Although "The Story of General Dann" will make little sense if you haven't read the earlier book, as a sequel it is both satisfying (tying up loose ends and expanding on earlier themes) and frustrating (leaving just as many loose ends). The book's pacing is admittedly slower and the plot is slighter: this is more a character study than an adventure story. Significant portions of the book deal with Dann's psychological breakdowns, with Griot's hunger for Dann's approval, and with their obsession with finding out as much as they can about the mysteries of the past. This sequel seems, in fact, to be a bridge to a yet-to-be-published finale.
Yet Lessing still conveys her preoccupations with the frailty of knowledge and our continual need to recreate the discoveries of the past: "it's likes seeing the worlds of ghosts.... We are looking at words that were copied from others, written by people who lived long before them." In an interview with John Freeman, Lessing spoke about this theme: "What pains me is that everything the human race has created has happened in the last 10,000 years, you know, and most of it in the recent years. An ice age would just wipe that out. It would.

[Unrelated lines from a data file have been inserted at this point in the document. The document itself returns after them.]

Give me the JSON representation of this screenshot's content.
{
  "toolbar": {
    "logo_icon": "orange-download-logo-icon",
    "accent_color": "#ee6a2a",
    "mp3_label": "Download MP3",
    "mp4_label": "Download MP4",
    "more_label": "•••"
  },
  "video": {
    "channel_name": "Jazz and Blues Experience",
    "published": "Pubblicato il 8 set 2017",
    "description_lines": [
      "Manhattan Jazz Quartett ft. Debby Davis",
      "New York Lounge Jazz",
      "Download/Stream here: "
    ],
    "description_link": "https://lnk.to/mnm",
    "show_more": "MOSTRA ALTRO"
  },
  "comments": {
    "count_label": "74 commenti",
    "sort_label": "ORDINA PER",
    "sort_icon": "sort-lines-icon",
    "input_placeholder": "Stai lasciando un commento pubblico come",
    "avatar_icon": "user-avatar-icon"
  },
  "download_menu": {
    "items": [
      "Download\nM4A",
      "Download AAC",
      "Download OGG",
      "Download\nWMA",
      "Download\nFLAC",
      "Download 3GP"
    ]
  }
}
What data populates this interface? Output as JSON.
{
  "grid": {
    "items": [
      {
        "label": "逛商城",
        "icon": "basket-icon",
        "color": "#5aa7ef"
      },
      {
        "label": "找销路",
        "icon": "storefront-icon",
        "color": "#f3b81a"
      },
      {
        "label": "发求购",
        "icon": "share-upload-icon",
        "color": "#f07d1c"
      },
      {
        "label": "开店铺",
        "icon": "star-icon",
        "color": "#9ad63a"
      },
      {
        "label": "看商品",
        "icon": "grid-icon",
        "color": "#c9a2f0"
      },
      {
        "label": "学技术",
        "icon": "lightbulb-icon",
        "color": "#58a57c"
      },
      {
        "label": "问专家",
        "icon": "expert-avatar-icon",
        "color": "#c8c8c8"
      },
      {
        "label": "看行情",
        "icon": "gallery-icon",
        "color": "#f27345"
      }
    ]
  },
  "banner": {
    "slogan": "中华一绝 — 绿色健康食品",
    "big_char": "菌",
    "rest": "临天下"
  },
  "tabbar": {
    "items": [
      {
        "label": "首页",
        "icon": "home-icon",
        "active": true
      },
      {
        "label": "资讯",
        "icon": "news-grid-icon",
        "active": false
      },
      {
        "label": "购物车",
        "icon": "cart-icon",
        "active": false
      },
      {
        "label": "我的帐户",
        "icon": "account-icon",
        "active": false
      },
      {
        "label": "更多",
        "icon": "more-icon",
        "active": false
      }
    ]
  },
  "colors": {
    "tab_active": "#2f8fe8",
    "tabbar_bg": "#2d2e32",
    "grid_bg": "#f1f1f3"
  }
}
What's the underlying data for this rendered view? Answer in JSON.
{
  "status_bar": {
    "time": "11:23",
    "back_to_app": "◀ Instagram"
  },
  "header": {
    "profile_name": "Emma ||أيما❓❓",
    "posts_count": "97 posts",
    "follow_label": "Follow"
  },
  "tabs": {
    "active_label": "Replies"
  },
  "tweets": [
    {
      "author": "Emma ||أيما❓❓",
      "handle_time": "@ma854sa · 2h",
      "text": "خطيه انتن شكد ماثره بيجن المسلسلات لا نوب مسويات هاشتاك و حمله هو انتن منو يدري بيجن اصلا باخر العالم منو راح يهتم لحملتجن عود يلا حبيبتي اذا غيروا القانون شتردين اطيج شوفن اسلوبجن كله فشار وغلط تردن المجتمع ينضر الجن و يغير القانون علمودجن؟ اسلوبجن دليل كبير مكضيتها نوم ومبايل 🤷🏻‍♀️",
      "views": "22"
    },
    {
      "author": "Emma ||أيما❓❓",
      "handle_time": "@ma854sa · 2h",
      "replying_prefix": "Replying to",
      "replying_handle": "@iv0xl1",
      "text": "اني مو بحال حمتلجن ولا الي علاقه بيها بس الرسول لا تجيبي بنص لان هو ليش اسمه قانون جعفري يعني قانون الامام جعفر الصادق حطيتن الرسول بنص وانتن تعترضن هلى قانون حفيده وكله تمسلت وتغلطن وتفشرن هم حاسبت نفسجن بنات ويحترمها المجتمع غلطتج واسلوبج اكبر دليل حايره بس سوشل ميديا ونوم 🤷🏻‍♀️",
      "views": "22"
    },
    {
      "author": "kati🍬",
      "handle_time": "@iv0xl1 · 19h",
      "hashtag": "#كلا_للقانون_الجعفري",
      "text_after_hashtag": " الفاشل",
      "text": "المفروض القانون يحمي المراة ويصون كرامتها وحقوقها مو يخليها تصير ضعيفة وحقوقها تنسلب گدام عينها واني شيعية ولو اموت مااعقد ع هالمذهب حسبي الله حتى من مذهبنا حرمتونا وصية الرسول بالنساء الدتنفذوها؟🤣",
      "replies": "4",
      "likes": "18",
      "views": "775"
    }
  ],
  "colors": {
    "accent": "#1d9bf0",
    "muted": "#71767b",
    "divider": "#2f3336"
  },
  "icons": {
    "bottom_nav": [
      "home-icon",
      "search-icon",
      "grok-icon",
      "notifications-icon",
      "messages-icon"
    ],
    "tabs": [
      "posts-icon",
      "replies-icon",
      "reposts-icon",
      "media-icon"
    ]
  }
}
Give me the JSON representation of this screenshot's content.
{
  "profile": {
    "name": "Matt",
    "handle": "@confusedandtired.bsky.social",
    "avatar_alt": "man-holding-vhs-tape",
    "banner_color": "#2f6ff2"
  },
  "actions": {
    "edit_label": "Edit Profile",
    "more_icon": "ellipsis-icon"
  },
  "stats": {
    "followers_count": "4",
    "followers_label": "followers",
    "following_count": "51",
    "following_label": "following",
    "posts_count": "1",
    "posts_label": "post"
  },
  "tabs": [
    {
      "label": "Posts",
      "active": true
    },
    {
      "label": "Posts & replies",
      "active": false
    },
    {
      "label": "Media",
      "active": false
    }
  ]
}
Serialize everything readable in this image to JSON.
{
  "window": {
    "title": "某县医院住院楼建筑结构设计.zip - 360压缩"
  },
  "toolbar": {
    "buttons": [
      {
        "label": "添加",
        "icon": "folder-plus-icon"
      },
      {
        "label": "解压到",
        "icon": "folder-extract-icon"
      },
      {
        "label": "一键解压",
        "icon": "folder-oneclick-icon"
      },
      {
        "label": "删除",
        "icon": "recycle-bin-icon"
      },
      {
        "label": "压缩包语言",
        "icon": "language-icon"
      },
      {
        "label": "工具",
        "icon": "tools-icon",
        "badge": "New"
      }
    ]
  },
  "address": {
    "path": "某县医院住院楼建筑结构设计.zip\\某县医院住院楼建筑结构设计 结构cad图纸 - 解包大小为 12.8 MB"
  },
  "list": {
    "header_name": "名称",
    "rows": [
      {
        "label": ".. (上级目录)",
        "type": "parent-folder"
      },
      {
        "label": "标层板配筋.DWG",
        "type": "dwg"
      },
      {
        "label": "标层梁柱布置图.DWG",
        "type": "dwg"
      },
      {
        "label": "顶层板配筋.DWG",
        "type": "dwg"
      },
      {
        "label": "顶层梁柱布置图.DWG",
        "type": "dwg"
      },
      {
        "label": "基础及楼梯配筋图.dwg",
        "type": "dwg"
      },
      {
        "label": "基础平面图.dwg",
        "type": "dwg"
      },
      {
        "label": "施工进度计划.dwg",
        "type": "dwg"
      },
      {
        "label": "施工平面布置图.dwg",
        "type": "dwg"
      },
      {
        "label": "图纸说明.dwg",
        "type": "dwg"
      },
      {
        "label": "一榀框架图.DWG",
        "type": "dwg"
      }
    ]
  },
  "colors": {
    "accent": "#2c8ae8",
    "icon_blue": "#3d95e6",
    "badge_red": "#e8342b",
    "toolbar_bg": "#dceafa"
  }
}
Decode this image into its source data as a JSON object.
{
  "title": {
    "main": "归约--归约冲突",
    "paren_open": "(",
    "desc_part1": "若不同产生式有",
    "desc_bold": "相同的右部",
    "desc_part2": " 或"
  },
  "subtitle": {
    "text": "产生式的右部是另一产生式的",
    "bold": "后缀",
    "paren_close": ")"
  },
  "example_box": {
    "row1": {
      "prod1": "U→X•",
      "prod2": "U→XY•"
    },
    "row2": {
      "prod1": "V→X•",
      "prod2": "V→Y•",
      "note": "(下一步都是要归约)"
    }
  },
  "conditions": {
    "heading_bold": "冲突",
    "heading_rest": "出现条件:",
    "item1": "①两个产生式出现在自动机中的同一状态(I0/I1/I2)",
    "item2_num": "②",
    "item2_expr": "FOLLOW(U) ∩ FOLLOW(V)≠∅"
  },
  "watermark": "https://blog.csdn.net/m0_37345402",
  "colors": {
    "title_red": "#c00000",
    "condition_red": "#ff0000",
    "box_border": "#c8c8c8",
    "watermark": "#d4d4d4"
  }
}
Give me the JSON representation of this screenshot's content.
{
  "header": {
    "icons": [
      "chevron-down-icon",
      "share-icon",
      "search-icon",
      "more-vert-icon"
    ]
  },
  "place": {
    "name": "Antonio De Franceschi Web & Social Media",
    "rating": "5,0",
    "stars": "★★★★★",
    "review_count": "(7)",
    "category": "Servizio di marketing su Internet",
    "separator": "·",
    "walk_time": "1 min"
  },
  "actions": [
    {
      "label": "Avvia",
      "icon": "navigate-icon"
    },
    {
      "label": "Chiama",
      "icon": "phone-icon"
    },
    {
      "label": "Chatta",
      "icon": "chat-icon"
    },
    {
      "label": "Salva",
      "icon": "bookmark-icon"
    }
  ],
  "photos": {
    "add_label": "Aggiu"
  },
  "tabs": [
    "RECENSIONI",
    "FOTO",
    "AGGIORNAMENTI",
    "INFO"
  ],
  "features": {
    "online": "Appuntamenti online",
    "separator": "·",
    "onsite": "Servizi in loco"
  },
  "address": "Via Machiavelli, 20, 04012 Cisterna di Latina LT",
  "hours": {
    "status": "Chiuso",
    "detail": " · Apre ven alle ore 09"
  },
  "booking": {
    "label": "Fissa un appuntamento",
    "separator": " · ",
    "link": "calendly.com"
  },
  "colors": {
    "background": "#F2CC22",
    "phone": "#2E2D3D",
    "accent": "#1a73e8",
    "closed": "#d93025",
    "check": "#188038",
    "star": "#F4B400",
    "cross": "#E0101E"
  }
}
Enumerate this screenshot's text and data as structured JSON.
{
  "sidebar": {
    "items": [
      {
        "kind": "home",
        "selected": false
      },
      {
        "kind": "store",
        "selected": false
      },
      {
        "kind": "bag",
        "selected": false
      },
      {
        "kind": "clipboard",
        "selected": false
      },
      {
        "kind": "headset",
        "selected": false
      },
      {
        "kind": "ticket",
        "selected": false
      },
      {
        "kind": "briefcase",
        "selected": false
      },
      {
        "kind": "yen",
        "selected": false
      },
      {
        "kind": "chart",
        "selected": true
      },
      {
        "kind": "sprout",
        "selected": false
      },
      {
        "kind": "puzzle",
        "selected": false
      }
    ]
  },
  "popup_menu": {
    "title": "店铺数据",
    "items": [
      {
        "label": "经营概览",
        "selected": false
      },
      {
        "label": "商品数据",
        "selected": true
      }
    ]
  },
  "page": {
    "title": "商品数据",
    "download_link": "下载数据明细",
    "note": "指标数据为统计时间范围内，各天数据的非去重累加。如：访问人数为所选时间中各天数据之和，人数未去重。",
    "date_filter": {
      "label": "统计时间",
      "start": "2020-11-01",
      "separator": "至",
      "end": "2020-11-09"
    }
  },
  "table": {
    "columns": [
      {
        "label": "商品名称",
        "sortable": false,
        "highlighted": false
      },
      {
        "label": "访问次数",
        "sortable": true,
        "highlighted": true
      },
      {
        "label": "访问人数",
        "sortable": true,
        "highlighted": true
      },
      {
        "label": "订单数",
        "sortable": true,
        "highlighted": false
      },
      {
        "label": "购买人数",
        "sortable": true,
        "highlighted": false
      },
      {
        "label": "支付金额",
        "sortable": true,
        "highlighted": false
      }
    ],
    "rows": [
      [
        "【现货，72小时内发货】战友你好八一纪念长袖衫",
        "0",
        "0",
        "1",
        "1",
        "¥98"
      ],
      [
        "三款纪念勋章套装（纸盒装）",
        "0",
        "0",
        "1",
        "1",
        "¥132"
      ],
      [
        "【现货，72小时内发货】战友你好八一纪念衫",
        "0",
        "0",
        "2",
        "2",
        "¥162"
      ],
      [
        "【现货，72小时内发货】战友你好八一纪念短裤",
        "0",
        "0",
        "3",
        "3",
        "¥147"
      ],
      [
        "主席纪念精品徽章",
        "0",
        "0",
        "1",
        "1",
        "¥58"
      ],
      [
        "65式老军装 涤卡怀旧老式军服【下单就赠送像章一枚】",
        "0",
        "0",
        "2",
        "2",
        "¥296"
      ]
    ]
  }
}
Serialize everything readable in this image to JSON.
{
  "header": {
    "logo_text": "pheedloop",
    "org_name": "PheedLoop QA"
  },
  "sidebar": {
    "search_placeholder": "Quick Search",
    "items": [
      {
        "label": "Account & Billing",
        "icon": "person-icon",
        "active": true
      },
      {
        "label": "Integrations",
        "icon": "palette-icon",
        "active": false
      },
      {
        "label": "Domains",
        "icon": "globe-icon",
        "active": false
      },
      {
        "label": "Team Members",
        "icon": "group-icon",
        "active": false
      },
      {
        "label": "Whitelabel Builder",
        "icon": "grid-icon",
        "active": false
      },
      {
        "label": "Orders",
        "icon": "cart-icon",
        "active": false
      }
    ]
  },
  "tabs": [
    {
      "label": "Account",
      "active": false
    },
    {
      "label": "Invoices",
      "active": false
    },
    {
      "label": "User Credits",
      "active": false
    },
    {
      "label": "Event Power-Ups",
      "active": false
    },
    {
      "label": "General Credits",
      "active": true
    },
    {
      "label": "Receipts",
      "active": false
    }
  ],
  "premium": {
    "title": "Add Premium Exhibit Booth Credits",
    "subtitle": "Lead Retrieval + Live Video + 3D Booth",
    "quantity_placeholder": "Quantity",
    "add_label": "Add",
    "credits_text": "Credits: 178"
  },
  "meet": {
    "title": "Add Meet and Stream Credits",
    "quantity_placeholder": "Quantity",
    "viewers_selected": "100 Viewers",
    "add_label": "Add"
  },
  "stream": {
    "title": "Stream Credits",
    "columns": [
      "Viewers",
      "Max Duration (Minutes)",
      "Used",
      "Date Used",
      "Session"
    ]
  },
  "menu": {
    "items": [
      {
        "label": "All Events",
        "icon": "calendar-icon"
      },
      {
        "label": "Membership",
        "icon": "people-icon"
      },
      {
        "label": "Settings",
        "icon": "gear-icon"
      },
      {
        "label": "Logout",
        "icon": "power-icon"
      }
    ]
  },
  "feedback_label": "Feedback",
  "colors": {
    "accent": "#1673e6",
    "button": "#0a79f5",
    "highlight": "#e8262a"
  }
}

Then we have to begin again then, don't we, which is what we always do." The Mara and Dann books, then, are not simply disturbing fantasies disguised as adventures stories, but parables on the tenuousness and persistence of human civilization.
I want the time I spent reading this back.
General Dann doesn't understand the point of rebuilding because what they achieve will be lost and someone will have to rebuild again someday. Griot wishes Dann would act. The people still love Dann anyway. The book ends.
This was the type of book that I finished because I was hoping the ending would be worth it somehow. It wasn't, and I wanted to throw the book across the room when I had finished. The best that can be said is that it embodies Dann's sense of futility in engaging in any action. And boy, does that NOT make for good reading.